第3話
玉村宿は、中山道に通じた倉賀野宿から、日光例幣使街道を東へ進むと、最初に見えてくる宿場町である。
本陣一軒、問屋場二軒、旅籠五十軒、その他、木賃宿や茶屋は数知れず。春になると上方から日光へ向かう例幣使の一行で賑わう。
大旅籠、上州屋は玉村宿のはずれ、木戸付近にあった。
数えで十八のお菊が上州屋に奉公に上がってから三年経つ。
庄屋の娘で幼少の頃は何不自由なかったが、おりからの天保の飢饉で生活が苦しくなった。村では百姓一揆が相次ぎ、小作人が実家を放火して半焼したこともある。
半分、身売りするように次女のお菊とすぐ下の弟、喜平が上州屋に出された。七人いた兄弟もばらばらになった。
しかし、どんなに苦しくても前向きに生きる明るい性分が、村一番の器量よしにもまして、お菊の取り柄だった。
もうすぐ麦秋の季節がやってくる。
そう思うとお菊の胸は高鳴った。
今時分、生まれ故郷の高崎では麦が実り、視界いっぱいに広がる村中の麦畑が、黄金色の海原になっているだろう。風が吹けば幾重にも黄金色の波ができる。
お菊は何にもましてこの光景が好きだった。
冬は凍てついた空っ風、「赤城おろし」で喉の弱いお菊は喘息に苛まれるが、初夏の麦畑を見るたびに、自分が上州の地に生まれついたことをありがたいと思うのだった。
「姉ちゃん」
振り向くと額にたんこぶを作った喜平がいる。
「こんなとこ、もうたくさんだいね。おいら、今日で上州屋を出てく」
「喜平っ」お菊が喜平の額に手を当てる。
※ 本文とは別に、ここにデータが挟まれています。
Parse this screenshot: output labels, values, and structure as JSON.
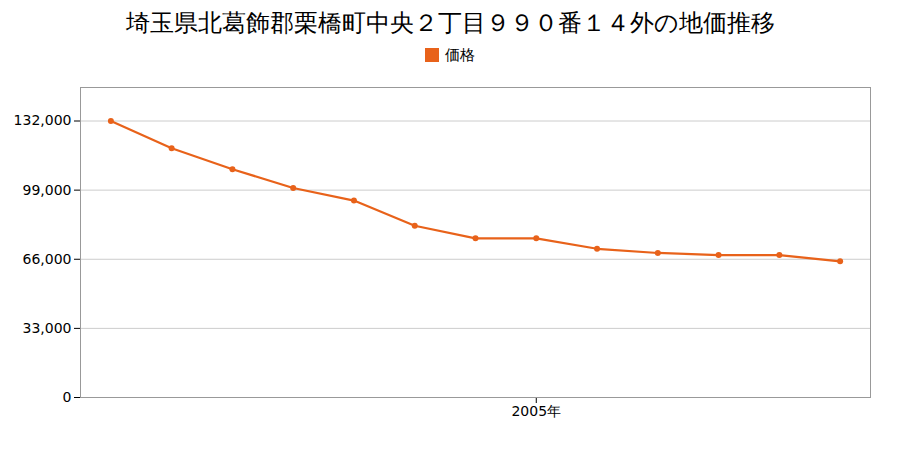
{
  "chart_data": {
    "type": "line",
    "title": "埼玉県北葛飾郡栗橋町中央２丁目９９０番１４外の地価推移",
    "x": [
      1998,
      1999,
      2000,
      2001,
      2002,
      2003,
      2004,
      2005,
      2006,
      2007,
      2008,
      2009,
      2010
    ],
    "series": [
      {
        "name": "価格",
        "color": "#E8621A",
        "marker": "circle",
        "values": [
          132000,
          119000,
          109000,
          100000,
          94000,
          82000,
          76000,
          76000,
          71000,
          69000,
          68000,
          68000,
          65000
        ]
      }
    ],
    "xlim": [
      1997.5,
      2010.5
    ],
    "xticks": [
      {
        "value": 2005,
        "label": "2005年"
      }
    ],
    "ylim": [
      0,
      148000
    ],
    "yticks": [
      0,
      {
        "value": 33000,
        "label": "33,000"
      },
      {
        "value": 66000,
        "label": "66,000"
      },
      {
        "value": 99000,
        "label": "99,000"
      },
      {
        "value": 132000,
        "label": "132,000"
      }
    ],
    "grid": "y",
    "legend": "upper center"
  }
}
「どうしたん?」
「番頭に箒で叩かれたんだいね」
「番頭さん、どうしてそんなにひどいことするん?」
喜平は、裏庭で風呂を炊く薪の割り方をいつまでたっても覚えないから、番頭を本気で怒らせたと説明する。
「それだけで叩くん?」
「それと......夕べ厨房で刺身を盗み食いしたことがばれたんだいね」
「だったら、喜平も半分悪いやいね」
「悪いもんか。番頭だって、ときどき盗み食いしてるん......」
「でも喜平、よう考えて。ここ追い出されたら、あたしたち行くとこないんよ」
すると女将が廊下を通りかかる。
「あんたたち」女将が言う。「何油売ってるん?。お菊、早くお客さんの膳下げな」
「申しわけありません」お菊が頭を下げる。「ただいま、まいります」
部屋に入ると、衣冠束帯を着た男が寝そべっている。
男の名は梅小路昌幸。日光帰りの例幣使の使者と名乗り、三日前くらいから上州屋に居ついている。
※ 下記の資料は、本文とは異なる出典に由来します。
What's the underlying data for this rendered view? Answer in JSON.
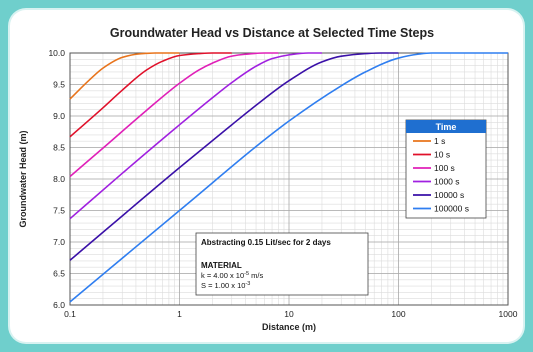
{
  "chart_data": {
    "type": "line",
    "title": "Groundwater Head vs Distance at Selected Time Steps",
    "xlabel": "Distance (m)",
    "ylabel": "Groundwater Head (m)",
    "x_scale": "log",
    "xlim": [
      0.1,
      1000
    ],
    "ylim": [
      6.0,
      10.0
    ],
    "x_ticks": [
      "0.1",
      "1",
      "10",
      "100",
      "1000"
    ],
    "y_ticks": [
      "6.0",
      "6.5",
      "7.0",
      "7.5",
      "8.0",
      "8.5",
      "9.0",
      "9.5",
      "10.0"
    ],
    "grid": true,
    "legend": {
      "title": "Time",
      "position": "right",
      "title_bg": "#1f6fd0"
    },
    "series": [
      {
        "name": "1 s",
        "color": "#e8741c",
        "x": [
          0.1,
          0.15,
          0.2,
          0.3,
          0.4,
          0.5,
          0.6,
          0.8,
          1.0
        ],
        "y": [
          9.27,
          9.57,
          9.76,
          9.93,
          9.98,
          9.995,
          10.0,
          10.0,
          10.0
        ]
      },
      {
        "name": "10 s",
        "color": "#e0102a",
        "x": [
          0.1,
          0.2,
          0.3,
          0.5,
          0.7,
          1.0,
          1.5,
          2.0,
          3.0
        ],
        "y": [
          8.67,
          9.13,
          9.41,
          9.73,
          9.87,
          9.96,
          9.99,
          10.0,
          10.0
        ]
      },
      {
        "name": "100 s",
        "color": "#e020b8",
        "x": [
          0.1,
          0.2,
          0.5,
          1.0,
          1.5,
          2.0,
          3.0,
          4.0,
          6.0,
          8.0
        ],
        "y": [
          8.04,
          8.49,
          9.09,
          9.52,
          9.73,
          9.84,
          9.95,
          9.98,
          10.0,
          10.0
        ]
      },
      {
        "name": "1000 s",
        "color": "#a020e0",
        "x": [
          0.1,
          0.3,
          1.0,
          2.0,
          3.0,
          5.0,
          7.0,
          10.0,
          15.0,
          20.0
        ],
        "y": [
          7.37,
          8.09,
          8.86,
          9.29,
          9.53,
          9.79,
          9.91,
          9.97,
          10.0,
          10.0
        ]
      },
      {
        "name": "10000 s",
        "color": "#3a10a8",
        "x": [
          0.1,
          1.0,
          3.0,
          5.0,
          10.0,
          20.0,
          30.0,
          50.0,
          70.0,
          100.0
        ],
        "y": [
          6.71,
          8.18,
          8.86,
          9.17,
          9.56,
          9.86,
          9.95,
          9.99,
          10.0,
          10.0
        ]
      },
      {
        "name": "100000 s",
        "color": "#2f7ef0",
        "x": [
          0.1,
          1.0,
          10.0,
          30.0,
          50.0,
          100.0,
          150.0,
          200.0,
          300.0,
          1000.0
        ],
        "y": [
          6.05,
          7.5,
          8.92,
          9.48,
          9.7,
          9.92,
          9.98,
          10.0,
          10.0,
          10.0
        ]
      }
    ],
    "annotation": {
      "line1": "Abstracting 0.15 Lit/sec for 2 days",
      "heading": "MATERIAL",
      "k_prefix": "k = 4.00 x 10",
      "k_exp": "-5",
      "k_unit": " m/s",
      "s_prefix": "S = 1.00 x 10",
      "s_exp": "-3"
    }
  }
}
例幣使の一行なら、かなり前に本陣を立ったはずだった。一人で旅籠屋に泊まるのはおかしい。
別の飯盛女には前橋藩に奉公する御家人と称しているらしい。
例幣使の使者なのか御家人なのか、そのいずれも嘘かも知れぬ。だが金回りだけはいいようで、宿代を小判で払うので上州屋の女将には気に入られていた。
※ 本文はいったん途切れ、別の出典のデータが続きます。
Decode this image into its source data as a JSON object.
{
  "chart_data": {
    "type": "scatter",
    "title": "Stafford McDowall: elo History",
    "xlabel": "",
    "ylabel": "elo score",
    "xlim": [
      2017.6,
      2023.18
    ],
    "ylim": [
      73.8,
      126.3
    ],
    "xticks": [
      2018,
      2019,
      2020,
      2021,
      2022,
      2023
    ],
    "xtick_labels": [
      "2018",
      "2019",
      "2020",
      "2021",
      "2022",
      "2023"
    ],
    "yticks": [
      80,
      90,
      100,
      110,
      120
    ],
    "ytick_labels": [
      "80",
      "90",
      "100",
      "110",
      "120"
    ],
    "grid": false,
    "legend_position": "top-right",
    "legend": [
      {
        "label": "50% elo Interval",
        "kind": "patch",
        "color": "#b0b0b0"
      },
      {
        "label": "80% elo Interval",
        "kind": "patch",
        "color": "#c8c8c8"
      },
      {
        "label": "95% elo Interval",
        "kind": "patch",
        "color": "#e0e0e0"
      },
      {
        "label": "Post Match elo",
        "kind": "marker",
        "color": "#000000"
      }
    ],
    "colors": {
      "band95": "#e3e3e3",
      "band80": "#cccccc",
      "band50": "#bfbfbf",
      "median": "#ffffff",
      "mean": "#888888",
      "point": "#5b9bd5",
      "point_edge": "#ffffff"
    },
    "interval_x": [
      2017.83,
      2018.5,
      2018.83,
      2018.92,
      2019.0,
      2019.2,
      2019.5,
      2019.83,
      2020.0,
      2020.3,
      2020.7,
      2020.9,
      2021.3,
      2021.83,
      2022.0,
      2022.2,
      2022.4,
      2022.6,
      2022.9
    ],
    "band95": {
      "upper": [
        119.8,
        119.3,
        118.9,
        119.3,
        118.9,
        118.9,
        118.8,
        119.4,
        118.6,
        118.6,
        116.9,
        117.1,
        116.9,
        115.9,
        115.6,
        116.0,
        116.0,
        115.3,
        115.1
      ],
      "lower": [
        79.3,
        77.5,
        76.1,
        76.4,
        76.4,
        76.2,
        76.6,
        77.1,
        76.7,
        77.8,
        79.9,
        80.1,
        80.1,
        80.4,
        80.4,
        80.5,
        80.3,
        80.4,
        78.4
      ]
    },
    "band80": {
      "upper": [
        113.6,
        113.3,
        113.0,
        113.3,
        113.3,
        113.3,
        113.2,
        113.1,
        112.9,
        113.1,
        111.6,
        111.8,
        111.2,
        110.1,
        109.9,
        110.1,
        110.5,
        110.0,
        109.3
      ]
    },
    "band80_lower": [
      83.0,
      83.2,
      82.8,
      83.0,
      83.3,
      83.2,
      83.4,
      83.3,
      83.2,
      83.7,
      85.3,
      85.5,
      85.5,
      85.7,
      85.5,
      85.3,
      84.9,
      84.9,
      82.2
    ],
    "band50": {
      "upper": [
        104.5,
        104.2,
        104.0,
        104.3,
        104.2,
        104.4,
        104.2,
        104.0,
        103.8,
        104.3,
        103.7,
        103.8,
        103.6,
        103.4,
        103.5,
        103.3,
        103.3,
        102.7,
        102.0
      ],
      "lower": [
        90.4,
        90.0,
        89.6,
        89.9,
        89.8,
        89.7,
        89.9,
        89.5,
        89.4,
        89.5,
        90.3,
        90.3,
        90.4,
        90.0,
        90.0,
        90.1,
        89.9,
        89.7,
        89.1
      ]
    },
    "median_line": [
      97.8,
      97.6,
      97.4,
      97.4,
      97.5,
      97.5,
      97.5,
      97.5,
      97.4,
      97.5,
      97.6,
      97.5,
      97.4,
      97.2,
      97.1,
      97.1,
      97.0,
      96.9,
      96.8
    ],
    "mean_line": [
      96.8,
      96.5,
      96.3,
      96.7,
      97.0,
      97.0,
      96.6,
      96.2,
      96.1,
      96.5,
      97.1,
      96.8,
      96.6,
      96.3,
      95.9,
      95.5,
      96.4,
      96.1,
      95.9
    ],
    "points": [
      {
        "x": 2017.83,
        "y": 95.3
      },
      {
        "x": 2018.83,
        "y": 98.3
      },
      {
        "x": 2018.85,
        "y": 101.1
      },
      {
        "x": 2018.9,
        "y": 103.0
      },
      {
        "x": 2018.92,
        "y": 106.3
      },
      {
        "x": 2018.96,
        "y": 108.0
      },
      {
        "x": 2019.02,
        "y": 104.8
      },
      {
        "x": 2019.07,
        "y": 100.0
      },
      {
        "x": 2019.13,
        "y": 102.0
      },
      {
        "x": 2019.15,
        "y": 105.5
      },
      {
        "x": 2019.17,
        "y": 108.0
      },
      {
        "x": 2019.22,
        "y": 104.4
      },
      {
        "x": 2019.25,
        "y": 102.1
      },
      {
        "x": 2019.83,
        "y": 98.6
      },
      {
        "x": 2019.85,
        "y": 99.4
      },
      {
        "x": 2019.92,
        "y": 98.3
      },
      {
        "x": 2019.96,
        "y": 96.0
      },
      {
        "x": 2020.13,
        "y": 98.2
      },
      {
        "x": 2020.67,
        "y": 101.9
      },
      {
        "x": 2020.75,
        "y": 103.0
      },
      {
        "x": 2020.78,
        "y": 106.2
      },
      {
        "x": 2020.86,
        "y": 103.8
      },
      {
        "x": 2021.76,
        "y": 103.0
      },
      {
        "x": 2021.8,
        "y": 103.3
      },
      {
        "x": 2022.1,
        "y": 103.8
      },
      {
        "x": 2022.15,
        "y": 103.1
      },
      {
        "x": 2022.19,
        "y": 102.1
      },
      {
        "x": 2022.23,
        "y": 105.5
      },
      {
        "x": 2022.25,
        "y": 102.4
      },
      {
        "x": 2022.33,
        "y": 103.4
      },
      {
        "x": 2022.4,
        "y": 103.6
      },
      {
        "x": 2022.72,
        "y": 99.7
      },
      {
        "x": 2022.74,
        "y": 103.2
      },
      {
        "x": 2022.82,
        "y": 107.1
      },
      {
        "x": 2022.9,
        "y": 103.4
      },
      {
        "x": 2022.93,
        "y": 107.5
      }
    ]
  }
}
膳を下げていると、寝ころんだままの梅小路が突然、お菊の腕を握り、
「おまえ、飯盛女でごじゃろう?。いくらで買えるかの?」
「うちの飯盛女は遊女はやりません」
「今時の旅籠はどこも最初はそんなふうに断るものでごじゃる。どれ、金ならいくらでも出す。いくらでごじゃる?」
「やめてくださいまし」
梅小路は中腰になり、執拗にお菊の体を触ってくる。
お菊は思わず梅小路の頬を張る。下げていた膳が床に落ちる。
梅小路は女のように声を出してヒイヒイ泣きじゃくる。
「失礼します」
床に落ちた膳を拾うと、お菊は部屋を後にした。
かかあ天下で知られる気丈な上州女の血が、お菊にも流れていた。